In the second situation where I made a minimal change to the scripts for the testing purpose: I added the line “torch.autograd.set_detect_anomaly(True):” prior to the iteration for loop. Then, in BOTH scripts of mnist and word_language_model, appears the error " RuntimeError: Function ‘TBackward’ returned nan values in its 0th output" (not necessarily the TBackward, but could be other functions).

ptrblck · December 17, 2020, 5:10pm

If these issues are specific to a particular GPU, I would assume it might be a hardware defect.
Are you able to reproduce the illegal memory access in every run on this device and are other GPUs working fine?

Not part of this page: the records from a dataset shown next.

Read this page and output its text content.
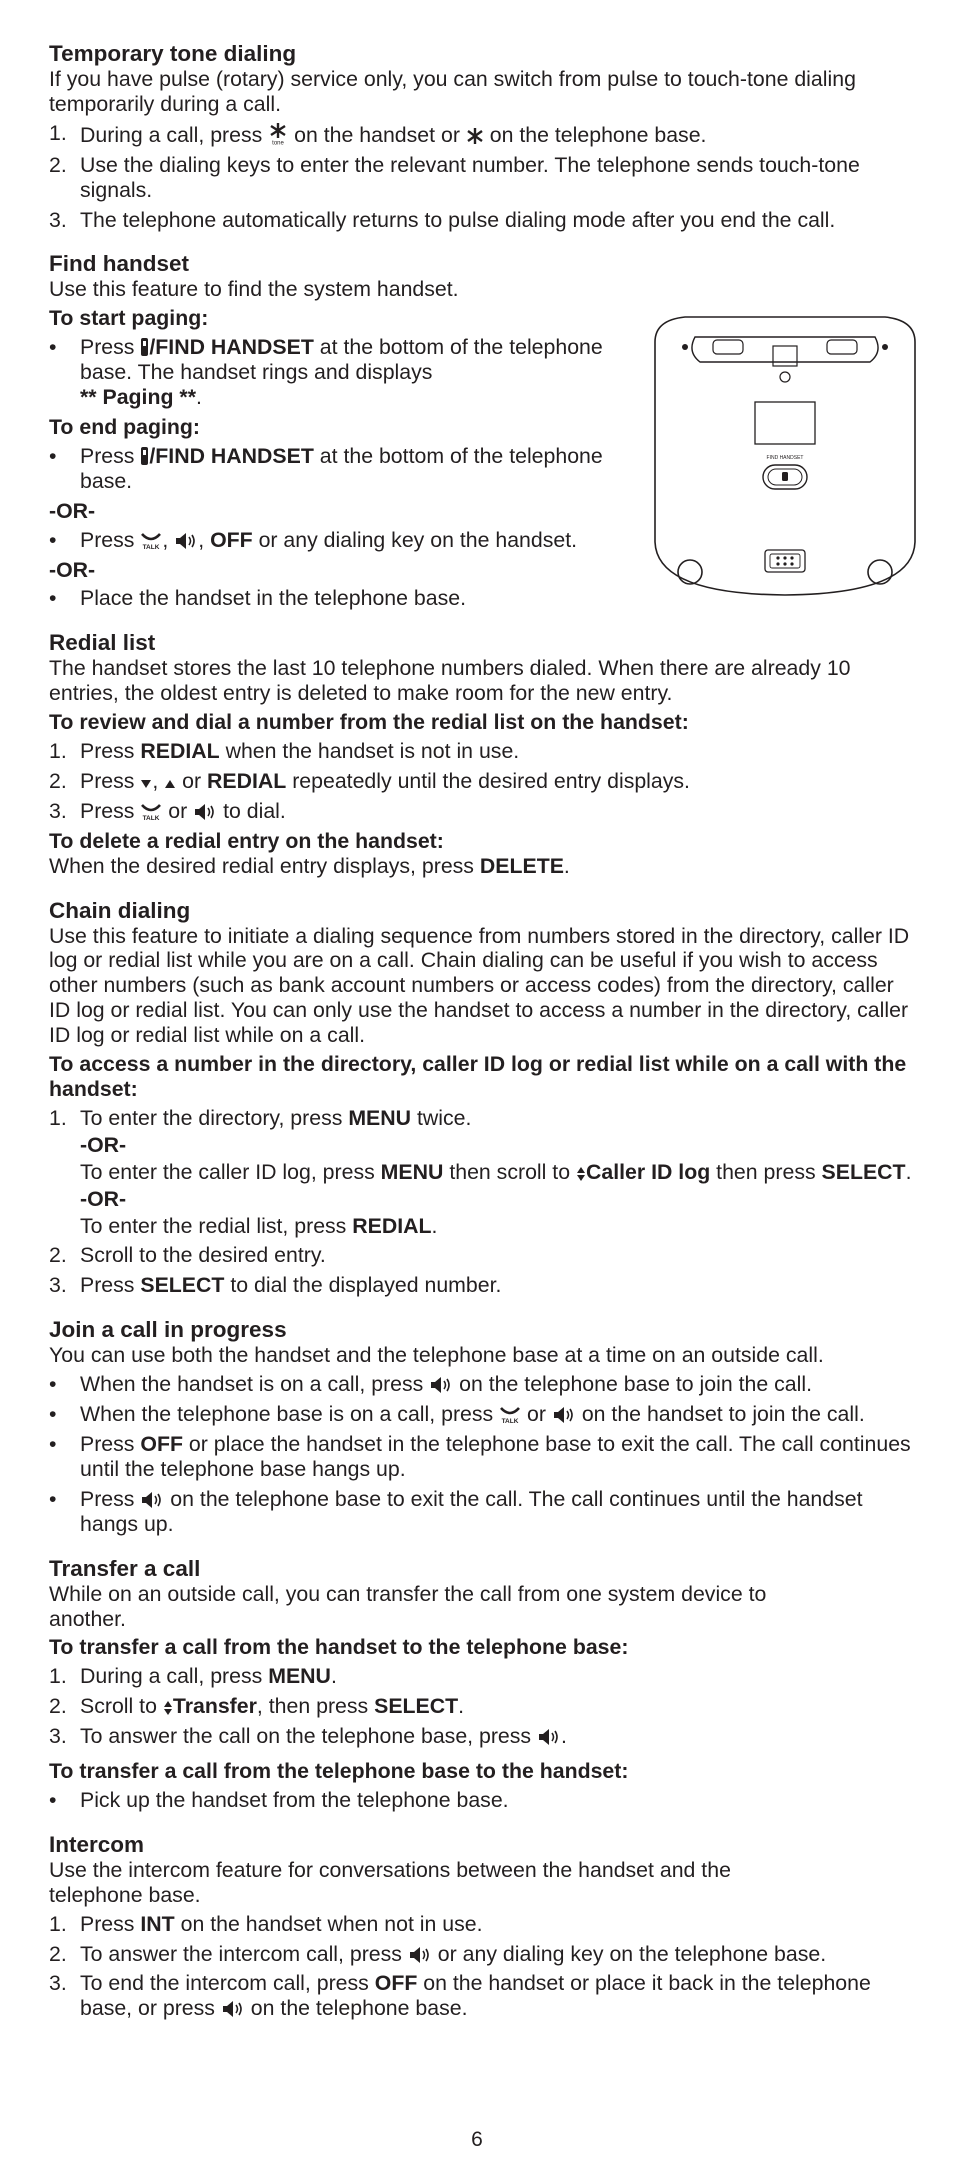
Temporary tone dialing

If you have pulse (rotary) service only, you can switch from pulse to touch-tone dialing temporarily during a call.

1. During a call, press tone on the handset or on the telephone base.
2. Use the dialing keys to enter the relevant number. The telephone sends touch-tone signals.
3. The telephone automatically returns to pulse dialing mode after you end the call.
FIND HANDSET
Find handset

Use this feature to find the system handset.

To start paging:

• Press /FIND HANDSET at the bottom of the telephone base. The handset rings and displays
** Paging **.

To end paging:

• Press /FIND HANDSET at the bottom of the telephone base.

-OR-

• Press TALK , , OFF or any dialing key on the handset.

-OR-

• Place the handset in the telephone base.
Redial list

The handset stores the last 10 telephone numbers dialed. When there are already 10 entries, the oldest entry is deleted to make room for the new entry.

To review and dial a number from the redial list on the handset:

1. Press REDIAL when the handset is not in use.
2. Press ,  or REDIAL repeatedly until the desired entry displays.
3. Press TALK or to dial.

To delete a redial entry on the handset:

When the desired redial entry displays, press DELETE.

Chain dialing

Use this feature to initiate a dialing sequence from numbers stored in the directory, caller ID log or redial list while you are on a call. Chain dialing can be useful if you wish to access other numbers (such as bank account numbers or access codes) from the directory, caller ID log or redial list. You can only use the handset to access a number in the directory, caller ID log or redial list while on a call.

To access a number in the directory, caller ID log or redial list while on a call with the handset:

1. To enter the directory, press MENU twice.

-OR-

To enter the caller ID log, press MENU then scroll to Caller ID log then press SELECT.

-OR-

To enter the redial list, press REDIAL.

2. Scroll to the desired entry.
3. Press SELECT to dial the displayed number.
Join a call in progress

You can use both the handset and the telephone base at a time on an outside call.

• When the handset is on a call, press on the telephone base to join the call.
• When the telephone base is on a call, press TALK or on the handset to join the call.
• Press OFF or place the handset in the telephone base to exit the call. The call continues until the telephone base hangs up.
• Press on the telephone base to exit the call. The call continues until the handset hangs up.
Transfer a call

While on an outside call, you can transfer the call from one system device to another.

To transfer a call from the handset to the telephone base:

1. During a call, press MENU.
2. Scroll to Transfer, then press SELECT.
3. To answer the call on the telephone base, press .

To transfer a call from the telephone base to the handset:

• Pick up the handset from the telephone base.
Intercom

Use the intercom feature for conversations between the handset and the telephone base.

1. Press INT on the handset when not in use.
2. To answer the intercom call, press or any dialing key on the telephone base.
3. To end the intercom call, press OFF on the handset or place it back in the telephone base, or press on the telephone base.
6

Lei_Yang · December 18, 2020, 7:13am

Regarding this, I did two experiments.

On my own desktop, using the “bad” GPU and another GPU.
On the “bad” GPU, the two example scripts report errors (when autograd anomaly detection is activated). On the other GPU, no error is reported.
On another desktop, the same errors can be reproduced with the “bad” GPU. Using another GPU on this another desktop will not report errors.

The “bad” GPU is RTX2080Ti, while the other GPU is 1080Ti (because no available 2080Ti at hand). I don’t think it’s PyTorch’s problem; it shall be a hardware issue.

I don’t know if this is a too-much request for PyTorch: Is it possible to have a small testing code in PyTorch (or there has been one but I am just not aware) to check if a GPU is faulty? In this way, it might be helpful to identify if this is a hardware or software problem. Anyway, it might be too much for PyTorch, then just forget it.

ptrblck · December 18, 2020, 8:29am

I don’t think it’s a good approach to add hardware checks into a framework, as these kind of issues are so variable that the majority of issues might point to the hardware even though we might be using a faulty kernel. I’m a bit afraid we could claim a hardware issue too early and ship bad code.

There is one thing you could check using the bad GPU:
could you rerun the code, let it error out, and check dmesg for any xid entries and report the error code here, please?

Lei_Yang · January 10, 2021, 8:24am

Hi Ptrblck. Sorry for my late reply. Unfortunately, I have returned the ‘bad’ GPU card to the vendor for exchanging a new one, so cannot do what you’ve suggested.

ptrblck · January 18, 2021, 8:21am

I hope the new device is working properly!